Güneş inene kadar devam ederdi sohbetimiz. İlk içkilerimizle birlikte biterdi unutulmuş elbise askılarından fal tutma oyunu. O anda, tam o anda bir üşüme gelirdi sana. Hemen odaya koşar, sana çok yakıştırdığım turkuvaz ceketini alırdım gardıroptan. Hızla çekerdim askıdan. Aceleciliğime, hoyratlığıma isyan eder kendi halinde sallanmaya başlardı boş kalan elbise askısı. Dolaptaki metal boruya sürtünürken çıkardığı gıcırtı odayı kaplardı.

Sen uzaktan duyardın o sesi. Senin sesinin de zaman zaman uzaktan duyulduğu gibi.

BELKİ

Cambaz’a

Kalabalıktan, kutlamalardan, hediyelerden uzak bir doğum günü. Zorlama kahkahalar yok. Mutluluk heybesinden çıkarılmış ezbere replikler yok. Kimse yok.

Sadece Cambaz ve ben varız.

Karşılıklı oturuyoruz.

Uzun bir sessizlikten sonra, “Bugüne kadar seninle ilgili bir şey yazmadığım için özür dilerim,” diyorum.

Şöyle bir çeviriyor boynunu, umursamazca. “Böyle bir beklentim olmadı hiç,” diyor. “Tarçın’la Silgi için yazdıklarını okudum, onlar yetti bana.” Bir an durup düşünüyor. “Tarçın için yazdıkların daha güzeldi sanki.”

“Kıskanmadın yani.

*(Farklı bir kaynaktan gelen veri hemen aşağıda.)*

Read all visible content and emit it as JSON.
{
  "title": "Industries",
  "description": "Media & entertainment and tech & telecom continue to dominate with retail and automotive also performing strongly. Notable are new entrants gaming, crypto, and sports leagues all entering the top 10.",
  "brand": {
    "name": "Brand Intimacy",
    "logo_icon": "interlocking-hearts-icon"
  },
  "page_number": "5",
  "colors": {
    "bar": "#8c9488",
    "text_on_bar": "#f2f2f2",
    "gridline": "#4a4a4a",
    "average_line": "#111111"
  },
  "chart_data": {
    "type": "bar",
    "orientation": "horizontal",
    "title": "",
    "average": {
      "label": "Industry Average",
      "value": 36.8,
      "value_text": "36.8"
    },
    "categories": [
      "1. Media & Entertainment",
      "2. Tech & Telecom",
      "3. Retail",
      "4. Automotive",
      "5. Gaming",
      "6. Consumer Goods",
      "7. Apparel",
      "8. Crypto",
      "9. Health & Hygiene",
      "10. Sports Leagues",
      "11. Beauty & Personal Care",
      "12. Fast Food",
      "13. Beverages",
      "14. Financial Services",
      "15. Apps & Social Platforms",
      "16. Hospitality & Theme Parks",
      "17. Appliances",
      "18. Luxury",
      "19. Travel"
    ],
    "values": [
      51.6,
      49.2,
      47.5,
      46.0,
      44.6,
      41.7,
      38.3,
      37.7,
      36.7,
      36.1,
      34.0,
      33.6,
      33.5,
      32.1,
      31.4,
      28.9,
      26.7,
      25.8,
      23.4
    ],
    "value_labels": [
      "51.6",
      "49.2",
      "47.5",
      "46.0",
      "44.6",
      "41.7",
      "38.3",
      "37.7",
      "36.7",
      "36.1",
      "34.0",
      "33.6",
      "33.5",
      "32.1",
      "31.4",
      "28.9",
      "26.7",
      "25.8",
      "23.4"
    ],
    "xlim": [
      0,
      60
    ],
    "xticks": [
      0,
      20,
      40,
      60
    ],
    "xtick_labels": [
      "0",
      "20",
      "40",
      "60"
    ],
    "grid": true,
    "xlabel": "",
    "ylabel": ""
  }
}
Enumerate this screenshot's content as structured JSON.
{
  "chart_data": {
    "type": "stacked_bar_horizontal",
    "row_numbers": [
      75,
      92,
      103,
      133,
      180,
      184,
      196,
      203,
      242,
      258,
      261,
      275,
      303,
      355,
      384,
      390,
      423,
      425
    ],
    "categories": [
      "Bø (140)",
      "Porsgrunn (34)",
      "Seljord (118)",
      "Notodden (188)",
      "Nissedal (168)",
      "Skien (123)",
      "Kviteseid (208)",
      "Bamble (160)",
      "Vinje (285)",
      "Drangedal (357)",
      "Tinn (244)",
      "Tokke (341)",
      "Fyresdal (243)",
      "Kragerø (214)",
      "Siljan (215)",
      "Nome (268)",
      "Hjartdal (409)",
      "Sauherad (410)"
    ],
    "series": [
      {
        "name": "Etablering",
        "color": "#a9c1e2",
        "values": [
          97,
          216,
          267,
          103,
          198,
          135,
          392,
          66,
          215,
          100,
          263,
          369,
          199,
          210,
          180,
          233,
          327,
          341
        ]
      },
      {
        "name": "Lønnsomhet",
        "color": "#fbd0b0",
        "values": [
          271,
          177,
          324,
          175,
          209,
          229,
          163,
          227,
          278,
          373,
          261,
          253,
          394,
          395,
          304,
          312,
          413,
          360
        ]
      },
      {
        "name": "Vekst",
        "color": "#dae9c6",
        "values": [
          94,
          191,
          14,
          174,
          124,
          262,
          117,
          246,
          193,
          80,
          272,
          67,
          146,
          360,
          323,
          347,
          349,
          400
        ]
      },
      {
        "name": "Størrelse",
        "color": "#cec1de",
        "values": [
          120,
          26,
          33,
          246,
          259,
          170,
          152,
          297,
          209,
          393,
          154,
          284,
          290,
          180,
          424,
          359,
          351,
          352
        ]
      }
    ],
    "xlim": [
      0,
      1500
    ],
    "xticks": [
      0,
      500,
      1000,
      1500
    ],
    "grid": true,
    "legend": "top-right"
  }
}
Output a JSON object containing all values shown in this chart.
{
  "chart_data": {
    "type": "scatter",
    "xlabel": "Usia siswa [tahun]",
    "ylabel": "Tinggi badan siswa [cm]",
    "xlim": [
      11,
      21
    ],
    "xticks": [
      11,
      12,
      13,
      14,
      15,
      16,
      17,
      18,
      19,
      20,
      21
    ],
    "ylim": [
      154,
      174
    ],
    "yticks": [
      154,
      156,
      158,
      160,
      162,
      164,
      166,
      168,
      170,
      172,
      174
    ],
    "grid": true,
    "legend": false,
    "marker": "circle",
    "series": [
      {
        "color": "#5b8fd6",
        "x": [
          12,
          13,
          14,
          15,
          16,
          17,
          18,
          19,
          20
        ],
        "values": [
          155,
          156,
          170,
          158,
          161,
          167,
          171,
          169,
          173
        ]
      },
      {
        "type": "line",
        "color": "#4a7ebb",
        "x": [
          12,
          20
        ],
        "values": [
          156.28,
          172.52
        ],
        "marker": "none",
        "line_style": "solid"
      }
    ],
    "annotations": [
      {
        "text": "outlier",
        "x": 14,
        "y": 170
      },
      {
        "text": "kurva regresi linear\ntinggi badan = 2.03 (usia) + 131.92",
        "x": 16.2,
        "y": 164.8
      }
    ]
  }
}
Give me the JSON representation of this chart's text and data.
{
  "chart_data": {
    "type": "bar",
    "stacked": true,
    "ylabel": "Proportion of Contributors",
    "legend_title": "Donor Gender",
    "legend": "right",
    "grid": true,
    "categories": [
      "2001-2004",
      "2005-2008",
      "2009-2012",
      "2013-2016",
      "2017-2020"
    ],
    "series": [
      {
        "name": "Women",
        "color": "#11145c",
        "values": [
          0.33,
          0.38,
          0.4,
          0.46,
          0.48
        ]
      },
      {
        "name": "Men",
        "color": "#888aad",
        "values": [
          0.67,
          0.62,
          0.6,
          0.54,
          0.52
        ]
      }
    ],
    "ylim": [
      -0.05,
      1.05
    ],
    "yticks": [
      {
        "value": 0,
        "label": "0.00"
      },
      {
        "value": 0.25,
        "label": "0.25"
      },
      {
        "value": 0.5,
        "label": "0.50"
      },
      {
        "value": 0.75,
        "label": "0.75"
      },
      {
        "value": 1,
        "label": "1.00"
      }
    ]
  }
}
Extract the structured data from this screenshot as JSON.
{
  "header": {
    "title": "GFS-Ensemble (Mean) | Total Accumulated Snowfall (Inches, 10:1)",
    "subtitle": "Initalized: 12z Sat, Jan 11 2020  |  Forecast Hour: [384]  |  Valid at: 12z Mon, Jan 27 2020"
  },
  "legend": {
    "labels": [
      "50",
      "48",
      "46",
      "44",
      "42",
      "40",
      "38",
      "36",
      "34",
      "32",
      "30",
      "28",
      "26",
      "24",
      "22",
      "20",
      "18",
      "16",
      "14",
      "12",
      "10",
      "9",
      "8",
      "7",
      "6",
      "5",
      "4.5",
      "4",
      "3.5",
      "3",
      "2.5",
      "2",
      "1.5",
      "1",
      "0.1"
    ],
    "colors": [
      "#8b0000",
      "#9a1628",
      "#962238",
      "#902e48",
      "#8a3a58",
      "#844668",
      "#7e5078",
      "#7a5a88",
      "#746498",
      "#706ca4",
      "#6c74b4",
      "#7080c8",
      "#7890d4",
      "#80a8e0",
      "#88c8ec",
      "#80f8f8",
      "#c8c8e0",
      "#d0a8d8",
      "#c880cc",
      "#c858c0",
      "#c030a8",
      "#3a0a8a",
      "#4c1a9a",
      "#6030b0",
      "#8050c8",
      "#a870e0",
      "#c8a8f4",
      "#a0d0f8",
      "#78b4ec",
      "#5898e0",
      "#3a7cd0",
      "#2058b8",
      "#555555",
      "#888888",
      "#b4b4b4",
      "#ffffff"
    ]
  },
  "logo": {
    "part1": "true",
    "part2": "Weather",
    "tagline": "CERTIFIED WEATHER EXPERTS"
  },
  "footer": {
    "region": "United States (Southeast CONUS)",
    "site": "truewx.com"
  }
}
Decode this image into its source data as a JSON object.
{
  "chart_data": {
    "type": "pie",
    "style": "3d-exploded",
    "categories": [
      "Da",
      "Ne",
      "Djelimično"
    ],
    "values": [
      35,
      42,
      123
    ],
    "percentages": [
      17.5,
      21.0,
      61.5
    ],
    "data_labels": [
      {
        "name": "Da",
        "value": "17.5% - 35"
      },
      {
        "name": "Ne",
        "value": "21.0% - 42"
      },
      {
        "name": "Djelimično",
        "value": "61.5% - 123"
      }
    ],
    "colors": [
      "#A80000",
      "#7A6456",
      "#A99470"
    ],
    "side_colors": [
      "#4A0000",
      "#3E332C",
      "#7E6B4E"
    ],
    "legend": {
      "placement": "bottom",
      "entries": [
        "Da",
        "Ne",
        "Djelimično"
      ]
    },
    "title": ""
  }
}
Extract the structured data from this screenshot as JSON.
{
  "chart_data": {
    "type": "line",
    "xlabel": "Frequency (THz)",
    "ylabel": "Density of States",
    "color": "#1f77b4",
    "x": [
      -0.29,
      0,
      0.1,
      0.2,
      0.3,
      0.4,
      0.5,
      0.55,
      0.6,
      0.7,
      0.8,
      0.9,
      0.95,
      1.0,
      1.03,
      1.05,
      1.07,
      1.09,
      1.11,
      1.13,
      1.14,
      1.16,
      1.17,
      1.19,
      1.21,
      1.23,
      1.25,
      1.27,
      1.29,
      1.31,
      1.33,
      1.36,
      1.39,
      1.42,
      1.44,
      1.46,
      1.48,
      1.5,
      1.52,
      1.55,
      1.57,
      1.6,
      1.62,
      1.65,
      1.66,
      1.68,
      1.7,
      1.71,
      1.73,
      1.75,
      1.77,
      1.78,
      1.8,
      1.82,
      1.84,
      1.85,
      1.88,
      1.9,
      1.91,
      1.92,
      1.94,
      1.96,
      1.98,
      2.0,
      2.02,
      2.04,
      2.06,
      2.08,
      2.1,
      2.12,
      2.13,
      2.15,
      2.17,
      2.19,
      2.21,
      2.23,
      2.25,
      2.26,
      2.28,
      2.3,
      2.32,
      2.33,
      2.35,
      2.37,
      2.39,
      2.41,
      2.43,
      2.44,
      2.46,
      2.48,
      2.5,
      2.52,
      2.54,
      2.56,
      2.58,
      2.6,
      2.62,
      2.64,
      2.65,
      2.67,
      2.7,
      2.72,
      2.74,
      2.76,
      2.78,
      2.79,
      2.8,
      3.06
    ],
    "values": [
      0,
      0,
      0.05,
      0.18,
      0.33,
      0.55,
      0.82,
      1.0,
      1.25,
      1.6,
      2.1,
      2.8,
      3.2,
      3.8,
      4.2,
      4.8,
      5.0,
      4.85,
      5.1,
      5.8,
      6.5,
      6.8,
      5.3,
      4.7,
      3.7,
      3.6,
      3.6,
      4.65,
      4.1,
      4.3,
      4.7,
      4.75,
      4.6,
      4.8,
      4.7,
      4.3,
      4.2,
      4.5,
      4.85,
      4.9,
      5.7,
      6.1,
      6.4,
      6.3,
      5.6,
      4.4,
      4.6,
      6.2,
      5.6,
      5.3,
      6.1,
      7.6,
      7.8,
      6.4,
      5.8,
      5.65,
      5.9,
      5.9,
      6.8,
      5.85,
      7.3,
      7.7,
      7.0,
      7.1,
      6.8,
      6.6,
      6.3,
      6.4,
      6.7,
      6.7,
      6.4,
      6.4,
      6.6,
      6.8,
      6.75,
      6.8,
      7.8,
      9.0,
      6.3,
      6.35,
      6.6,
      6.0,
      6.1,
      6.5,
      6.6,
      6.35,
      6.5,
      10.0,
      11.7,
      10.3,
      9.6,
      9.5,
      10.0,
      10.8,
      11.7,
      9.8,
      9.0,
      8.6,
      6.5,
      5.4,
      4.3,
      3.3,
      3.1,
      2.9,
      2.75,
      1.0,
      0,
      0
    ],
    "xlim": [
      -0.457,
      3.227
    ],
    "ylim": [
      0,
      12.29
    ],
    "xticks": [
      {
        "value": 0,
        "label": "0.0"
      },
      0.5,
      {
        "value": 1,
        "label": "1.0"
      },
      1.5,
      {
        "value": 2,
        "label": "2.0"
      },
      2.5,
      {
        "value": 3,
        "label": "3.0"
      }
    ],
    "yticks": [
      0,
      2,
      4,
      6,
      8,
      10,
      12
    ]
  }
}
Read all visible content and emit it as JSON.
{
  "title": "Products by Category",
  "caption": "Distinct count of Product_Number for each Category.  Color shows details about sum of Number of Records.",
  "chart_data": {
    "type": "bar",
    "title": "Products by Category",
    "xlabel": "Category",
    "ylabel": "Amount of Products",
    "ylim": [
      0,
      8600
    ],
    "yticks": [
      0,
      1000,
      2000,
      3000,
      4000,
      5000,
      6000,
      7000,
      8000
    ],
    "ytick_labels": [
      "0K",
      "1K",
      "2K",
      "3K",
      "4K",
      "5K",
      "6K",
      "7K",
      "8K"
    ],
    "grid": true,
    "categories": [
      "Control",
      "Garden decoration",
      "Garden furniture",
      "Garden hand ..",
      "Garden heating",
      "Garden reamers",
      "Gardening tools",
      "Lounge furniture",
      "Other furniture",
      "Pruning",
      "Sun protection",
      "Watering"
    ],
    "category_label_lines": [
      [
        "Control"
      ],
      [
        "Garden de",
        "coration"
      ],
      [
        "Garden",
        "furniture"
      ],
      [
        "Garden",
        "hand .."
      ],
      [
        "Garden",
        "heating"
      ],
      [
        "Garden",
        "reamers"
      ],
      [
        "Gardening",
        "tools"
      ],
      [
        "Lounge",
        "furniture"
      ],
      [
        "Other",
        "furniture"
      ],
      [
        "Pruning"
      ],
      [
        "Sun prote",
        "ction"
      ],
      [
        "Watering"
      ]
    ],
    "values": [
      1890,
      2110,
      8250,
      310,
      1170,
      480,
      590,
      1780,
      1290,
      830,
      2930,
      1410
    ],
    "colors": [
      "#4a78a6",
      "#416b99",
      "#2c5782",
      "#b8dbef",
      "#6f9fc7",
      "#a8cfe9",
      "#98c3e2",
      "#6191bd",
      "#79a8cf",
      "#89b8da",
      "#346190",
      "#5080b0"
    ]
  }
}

Ya da kızmadın.” Mahcup bir ifade takınmaya çalışıyorum. Pişman olduğumu anlamasını istiyorum.

“Bir tek mamamı unutursan kızarım. Gerisi boş.”

İkimiz de gülmüyoruz bu zorlama şakaya.

Konuyu değiştirmek için önce sol patisini yalıyor sonra da biraz geriniyor. “Nasıl hissediyorsun bu gece?

Bir yıl daha yaşlandın.” Sanki amacı halimi sormak değil de inceden laf sokmak.

“Yorgunum be Cambaz. Bazı yaralar hâlâ kabuk bağlamadı. Ufuk çizgisini göremiyorum, sis kaplı denizin yüzeyi. Ayrıca…”

“Bırak bu şiirsel anlatımları,” diye kesiyor sözümü.

“Sözün büyüsüne sığınma. Düz konuş. Bok gibi hissediyorsun yani.”

“Bu sözler bir kedinin ağzına yakışmıyor ama.”

“Nesi yakışmayacak be? Unutma, kendi kıçını yalayarak temizleyen bir canlıyım ben.”

Bu kez ikimiz de gülüyoruz. Çok gülüyoruz. Gözümden yaş geliyor kahkaha atarken. Onun da bıyıkları titriyor. Kahkahalarımız yavaşlayıp nefeslere karışınca duruyoruz bir süre. Ben masadan bir kalem alıp öylesine çeviriyorum elimde. Cambaz da kendi çevresinde bir tur atıp yeniden kuruluyor minderine.

“Avare yaz günlerini özlüyorum en çok,” diyorum.

“Gün doğarken yürüyüş yapmayı, öğlen uykularını, günbatımı sohbetlerini, uzun süren akşam yemeklerini, saatin kaç olduğunu bilmeden denizi seyretmeyi…”

“Yine şiirsel anlatımlar. Bir romantikleştirme çabası.

Hep bir haller, bir edalar. Şimdi sen, Bu şehir üstüme geliyor, falan da dersin. Yaşanmaz bu ülkede sohbetine gireceksen ben içeri gideyim. Hiç çekemem.”

“Bugüne kadar neden seninle ilgili bir şey yazmadığımı şimdi anlıyorum. Bu alaycılıkla başa çıkamam ben.

Şurada iki dertleşelim dedim, her lafımı ağzıma tıktın.”

Gözlerini kısıp bakıyor bana. Belki de bana öyle geliyor. Her an uykuya dalabilir. Kedi işte.

Birden gözlerini yüzüne el feneri tutulmuş gibi kocaman açıp, “Seni böyle üzgün görmek içimi acıtıyor.

Biraz sarsıp kendine getirmek istiyorum sadece. Benim işim kolay; temiz tuvalet, bol su, bir kap kuru mama yetiyor bana. Uyuyacak yeri zaten kendim buluyorum.

Güneşli günleri sevmem zaten, kış canlısıyım ben. Uzun sohbetlerden nefret ederim, işim olmaz. Sessizlik iyidir.”

“Haklısın,” diyorum, “içim çöle dönünce herkes o susuzluğu hissetsin istiyorum belki de. Dünya kötüleştikçe insan bencilleşiyor.”

Yerinden kalkıp bana doğru iki-üç adım atıyor. Ön patilerini uzatıp geriniyor. Sırtını kabartıyor. Pat diye poposunun üstüne bırakıyor kendini. “Doğum günün için güzel bir dilek hediye edeyim sana.”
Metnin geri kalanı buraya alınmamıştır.